My daughter is content. She is not who she was. Her voice has grown deeper, her ways have grown lighter. She is calmness and thoughtfulness and dedication. Life in the seventh grade has been the best life ever.

My daughter is a storm. A deep, roiling storm. She is not who she was. Her eyes still sparkle, but we’re only beginning to see the flames that the spark reflects. She is coming into her own and the layers are slowly peeling. Life in fifth grade has been revealing.

My daughter is enthusiasm. Funny, but I think she is who she’s always been. Maybe someday she won’t be who she was. She rattles and moves and loves and dislikes with fervor. Life in second grade has given her a whole new vocabulary with which to rattle.

I am not who I was.

My husband is not who he was.

And love goes on.

I will not be who I now am.

God was and is and always will be.

And love goes on.

  1. #1 by caity on June 4, 2008 - 11:34 pm

    I like this…enough said

  2. #2 by Bean on June 5, 2008 - 12:25 am

    …yet…some things never change.

  3. #3 by Jason on June 5, 2008 - 12:48 am

    I am not who I was either.
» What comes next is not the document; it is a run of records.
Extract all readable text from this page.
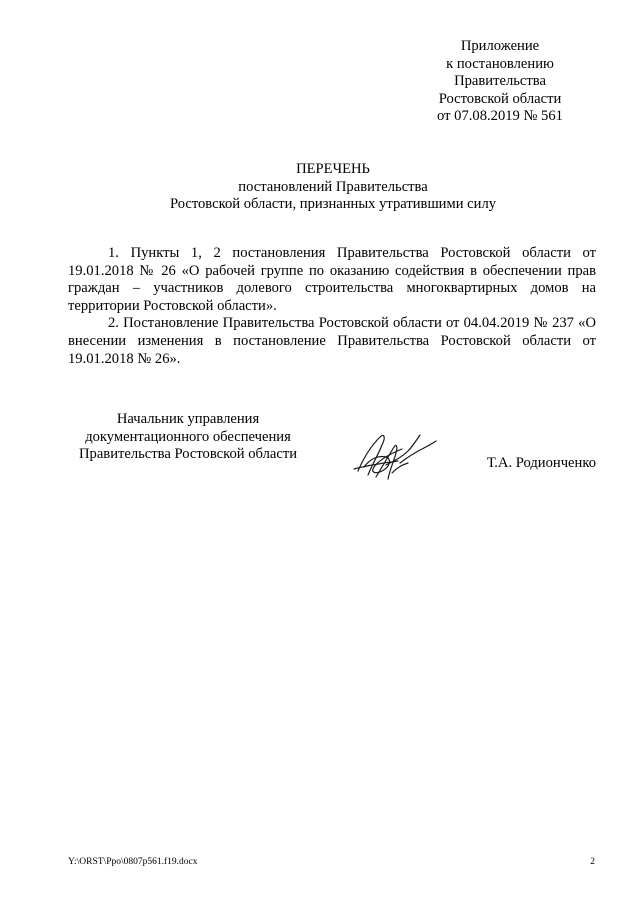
Приложение
к постановлению
Правительства
Ростовской области
от 07.08.2019 № 561
ПЕРЕЧЕНЬ
постановлений Правительства
Ростовской области, признанных утратившими силу

1. Пункты 1, 2 постановления Правительства Ростовской области от 19.01.2018 № 26 «О рабочей группе по оказанию содействия в обеспечении прав граждан – участников долевого строительства многоквартирных домов на территории Ростовской области».

2. Постановление Правительства Ростовской области от 04.04.2019 № 237 «О внесении изменения в постановление Правительства Ростовской области от 19.01.2018 № 26».

Начальник управления
документационного обеспечения
Правительства Ростовской области
Т.А. Родионченко
Y:\ORST\Ppo\0807p561.f19.docx	2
I can relate to this post. Les, I truly value your insight. Thanks so much.

  4. #4 by kirsty on June 5, 2008 - 4:30 am

    That is really beautiful, Les.

  5. #5 by Karen Hodge on June 5, 2008 - 9:10 am

    Pure Poetry!

  6. #6 by mom on June 5, 2008 - 12:43 pm

    You’re still cute tho’.

  7. #7 by Leslie on June 5, 2008 - 1:43 pm

    Keep ’em coming, mama.

  8. #8 by carlee on June 5, 2008 - 5:35 pm

    Your words touch somewhere deep inside of me. You are a very special person.
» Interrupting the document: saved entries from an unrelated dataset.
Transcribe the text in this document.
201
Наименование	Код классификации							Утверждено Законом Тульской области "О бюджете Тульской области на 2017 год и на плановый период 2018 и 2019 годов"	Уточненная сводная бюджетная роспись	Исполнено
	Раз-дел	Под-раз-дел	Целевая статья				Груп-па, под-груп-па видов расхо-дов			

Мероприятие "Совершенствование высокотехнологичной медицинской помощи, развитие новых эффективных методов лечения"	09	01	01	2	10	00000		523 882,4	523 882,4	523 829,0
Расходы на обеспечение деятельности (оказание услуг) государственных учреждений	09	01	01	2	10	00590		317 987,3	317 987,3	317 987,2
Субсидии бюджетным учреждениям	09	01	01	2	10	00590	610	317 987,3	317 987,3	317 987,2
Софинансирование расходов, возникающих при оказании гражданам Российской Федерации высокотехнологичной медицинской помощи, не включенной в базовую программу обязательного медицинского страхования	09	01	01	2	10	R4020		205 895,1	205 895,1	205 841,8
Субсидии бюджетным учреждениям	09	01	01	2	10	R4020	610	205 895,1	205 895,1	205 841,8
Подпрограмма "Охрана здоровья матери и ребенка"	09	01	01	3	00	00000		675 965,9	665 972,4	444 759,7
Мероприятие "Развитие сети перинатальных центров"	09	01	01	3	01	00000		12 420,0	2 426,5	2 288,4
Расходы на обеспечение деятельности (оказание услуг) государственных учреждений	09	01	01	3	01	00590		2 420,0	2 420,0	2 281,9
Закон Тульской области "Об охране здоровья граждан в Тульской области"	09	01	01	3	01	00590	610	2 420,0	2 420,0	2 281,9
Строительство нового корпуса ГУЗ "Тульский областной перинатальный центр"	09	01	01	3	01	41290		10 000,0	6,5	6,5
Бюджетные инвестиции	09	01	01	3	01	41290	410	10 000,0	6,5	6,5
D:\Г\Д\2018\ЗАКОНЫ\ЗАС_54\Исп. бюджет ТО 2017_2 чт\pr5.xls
  9. #9 by Todd on June 6, 2008 - 8:32 am

    Today I am a statue, hard and unbending. Someday the wind will have completely worn me away.

  10. #10 by mackenzie on June 6, 2008 - 1:23 pm

    i love this. you have such a beautiful way of verbalizing realities we all see and experience but can’t quite speak of.

    lovely, leslie. just lovely.

  11. #11 by Carrie on June 7, 2008 - 9:51 pm

    I love this, So true. I always find myself wanting those I love to never change, to always be who they are at this moment, yet anticipating with excitement who they will become, and loving the milestones they pass, the changes they make. I miss who my kids were when they were little tiny babies, who they were when they were toddlers, yet love who they are now, and can’t wait to see what’s around the next corner of their journey. I love who my husband was when I met him, yet love even more who he has become, and again, look forward to who he is becoming and will be down the road. I guess that’s the story of life. I love that God is always steadfast and unchanging. What comfort lies there!